TaxProf Blog

Editor: Paul L. Caron, Dean
Pepperdine University School of Law

Thursday, November 29, 2018

What Is The Optimal Tax On Red Meat?

Red MeatHealth Motivated Taxes on Red and Processed Meat: A Modelling Study on Optimal Tax Levels and Associated Health Impacts:

The consumption of red and processed meat has been associated with increased mortality from chronic diseases, and as a result, it has been classified by the World Health Organization as carcinogenic (processed meat) and probably carcinogenic (red meat) to humans. One policy response is to regulate red and processed meat consumption similar to other carcinogens and foods of public health concerns. Here we describe a market-based approach of taxing red and processed meat according to its health impacts.
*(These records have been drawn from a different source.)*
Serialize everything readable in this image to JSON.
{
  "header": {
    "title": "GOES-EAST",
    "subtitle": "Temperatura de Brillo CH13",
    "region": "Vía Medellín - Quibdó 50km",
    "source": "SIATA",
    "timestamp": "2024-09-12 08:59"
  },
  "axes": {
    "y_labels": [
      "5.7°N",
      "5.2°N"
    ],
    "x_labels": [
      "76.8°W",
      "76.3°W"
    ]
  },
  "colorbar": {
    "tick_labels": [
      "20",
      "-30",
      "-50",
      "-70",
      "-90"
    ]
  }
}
Cato At Liberty, Against A Highly Regressive “Meat Tax”:

Last week, a report by University of Oxford academics calculated supposedly “optimal tax rates” on red meat (lamb, beef and pork) and processed meats (sausages, bacon, salami etc.) For the U.S., the recommend rates were as high as 34 percent and 163 percent, respectively. Such taxes, the report claims, could save 52,500 American lives per year. ...
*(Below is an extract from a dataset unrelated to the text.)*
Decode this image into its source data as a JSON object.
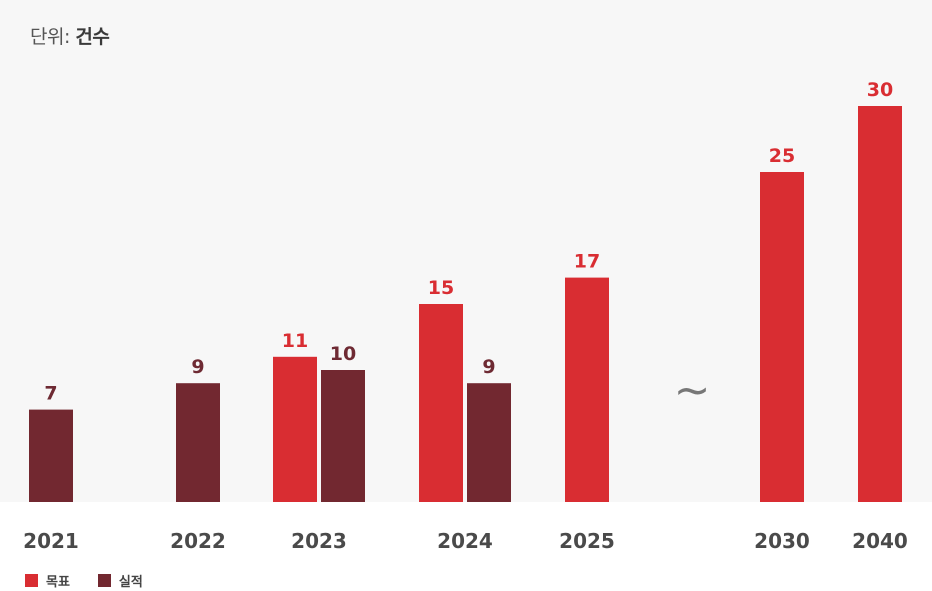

To an economist, this approach might make theoretical sense. ... Yet, in reality, the presence of external effects is no slam-dunk to justify taxes. One must also consider costs, unintended consequences and the ability of government to assess risk and harm accurately. In these areas, the meat tax advocates appear off-base. The result is their proposed tax rates look way too high, even in theory, and it’s doubtful they are the best means of improving economic welfare.